一宮市で違法薬物を使用し逮捕 覚醒剤取締法違反とは?~①~

一宮市で、違法薬物を使用したとして逮捕された事例について、弁護士法人あいち刑事事件総合法律事務所名古屋本部が解説します。

覚せい剤・麻薬

参考事件

一宮市の路上で、不審な行動をしているAさんがいると通報があり、一宮警察署の警察官が現場に駆けつけました。
警察官がAさんに職務質問をしたところ、Aさんは落ち着きがなく、言動も支離滅裂であったため、警察署に任意同行を求められました。
その後、警察が尿検査を実施した結果、Aさんの体内から覚醒剤の陽性反応が確認されたため、警察はAさんを覚醒剤取締法違反の疑いで逮捕しました。
取り調べに対し、Aさんは「知人から健康に良いと勧められた薬を受け取って服用したが、それが覚醒剤だとは思わなかった」と容疑を否認しています。
(事例はフィクションです。)

覚醒剤取締法とは?

覚醒剤取締法は、「覚醒剤の濫用による保健衛生上の危害を防止するため、覚醒剤及び覚醒剤原料の輸入、輸出、所持、製造、譲渡、譲受及び使用に関して必要な取締りを行うことを目的」として定められています。(第1条)
覚醒剤の輸入・製造から使用に至るまで幅広く処罰する規定が置かれており、違反した場合には厳しい刑罰が科される可能性があります。
覚醒剤の使用に関しては、19条・41条の3第1項に規定があり、10年以下の懲役が法定刑として定められています。
今回の事例では、Aさんの尿から覚醒剤の陽性反応が確認されています。
しかし、Aさんは「覚醒剤とは思わなかった」と主張しており、このような場合は故意の有無が争点となることがあります。

覚醒剤取締法違反に必要な認識の程度

刑法第38条1項には「罪を犯す意思がない行為は、罰しない。

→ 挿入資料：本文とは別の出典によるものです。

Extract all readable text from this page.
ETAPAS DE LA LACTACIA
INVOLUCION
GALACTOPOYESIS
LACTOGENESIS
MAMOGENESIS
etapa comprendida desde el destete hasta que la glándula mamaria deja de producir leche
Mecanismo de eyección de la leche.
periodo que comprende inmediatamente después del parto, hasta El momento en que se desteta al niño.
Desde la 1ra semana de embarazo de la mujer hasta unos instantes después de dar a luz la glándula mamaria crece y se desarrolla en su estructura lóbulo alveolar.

」と規定されており、犯罪につき故意がなかった場合、犯罪は成立しません。
しかし、ここでう故意は未必の故意(~でも構わない)で足りるとされています。
また、判例(最決平成2年2月9日)は、
「覚醒剤かもしれないし、その他の身体に有害で違法な薬物かもしれないとの認識」があれば、「故意に欠けるところはない」と判事しています。
つまり、「覚醒剤とは思わなかったが、違法な薬物である可能性は認識していた」という場合でも、故意が認められることがあるのです。
今回の事例では、Aさんが「知人からもらった薬が違法な薬物かもしれない」と考えながら服用した場合、覚醒剤使用の故意が認められる可能性があります。